KM: That is an interesting concept.

[Jeff Haley: The dead letters are nulls. I can't say this is definately the way a medieval cryptographer would have done it but it is simple. The nulls would have masked the meaning a little.]

KM: This, along with the alternate substitutions, should reduce the number of chains/phrases/repeated-word-series that are transferred from plaintext to ciphertext, which is needed (not forgetting Marke's chains). At the same time, it would leave bigrams and the amalgamated trigrams-to-bigrams intact, also needed. I do not know whether some CT trigrams would be sufficiently increased and others reduced.

[Jeff Haley: The word chol is very common in the manuscript so it was assumed at this time that the group cho was not in fact a verbose group.]

KM: But *Ao* in the table is considered a verbose group (VG)?

If *cho* and *ol* are VG's, *chol* would always be understood by an intended reader as *cho+ol* because there is no *chool* -- discounting at least three such strings in the Takahashi transcription in favor of the Majority Vote. The same could apply to other letters. That leaves *iii* ambiguous unless the glyphs can be interpreted differently (as they have been). In that scheme *eee* would have to be a VG distinct from *e* and *ee*. All conjectural on my part. Might fit in somewhere.

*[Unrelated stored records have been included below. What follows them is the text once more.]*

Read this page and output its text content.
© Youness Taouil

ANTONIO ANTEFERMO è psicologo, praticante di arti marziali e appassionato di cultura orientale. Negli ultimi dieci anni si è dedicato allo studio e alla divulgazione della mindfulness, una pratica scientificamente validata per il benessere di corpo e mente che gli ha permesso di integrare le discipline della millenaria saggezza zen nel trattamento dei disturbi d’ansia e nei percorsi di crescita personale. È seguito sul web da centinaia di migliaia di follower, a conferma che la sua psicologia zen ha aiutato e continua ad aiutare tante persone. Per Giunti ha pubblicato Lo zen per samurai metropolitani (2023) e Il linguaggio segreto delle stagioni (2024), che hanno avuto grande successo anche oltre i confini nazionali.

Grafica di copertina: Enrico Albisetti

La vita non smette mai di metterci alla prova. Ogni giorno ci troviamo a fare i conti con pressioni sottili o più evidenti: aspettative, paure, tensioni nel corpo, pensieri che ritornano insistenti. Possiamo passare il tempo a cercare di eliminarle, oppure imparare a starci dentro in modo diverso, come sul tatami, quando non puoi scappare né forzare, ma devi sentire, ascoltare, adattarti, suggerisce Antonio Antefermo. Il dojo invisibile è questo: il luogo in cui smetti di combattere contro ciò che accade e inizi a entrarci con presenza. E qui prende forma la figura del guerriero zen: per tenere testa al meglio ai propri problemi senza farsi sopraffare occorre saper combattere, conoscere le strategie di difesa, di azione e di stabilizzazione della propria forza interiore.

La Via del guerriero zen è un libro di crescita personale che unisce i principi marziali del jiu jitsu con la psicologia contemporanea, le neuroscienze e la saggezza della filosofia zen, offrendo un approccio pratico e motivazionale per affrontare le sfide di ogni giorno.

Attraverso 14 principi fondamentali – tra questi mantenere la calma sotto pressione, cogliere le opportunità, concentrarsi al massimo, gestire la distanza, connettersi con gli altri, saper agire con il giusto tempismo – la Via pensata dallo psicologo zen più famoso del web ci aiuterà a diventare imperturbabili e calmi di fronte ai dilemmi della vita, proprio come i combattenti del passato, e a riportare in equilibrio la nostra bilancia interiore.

The trouble with n-grams for me is that letters overlap. *Ao* leaves *r* and *l* standalones. I would guess, though, that the fewer resultant VG's, the better. (?) I was only able to reduce the number of substitutions to around 60 or 65 by using any consistent method.

[Jeff Haley: I do not believe however that decipherment would be impossible as the choices are binary.]

KM: Maybe. If there are not too many. Ambiguity was not unknown in certain types of script. You might be able to remove some of it. This experiment might also lead to reduced ambiguity re. Latin, as well:
[Elias Schwerdtfeger: Eventually I'll try other tables to encrypt german or english text,]
Another script to decipher would be helpful and show how much ambiguity there might be in a long text.


[Jeff Haley: Only time will tell.]

KM: Many hurdles to jump yet. In any event, tying all this together is good work.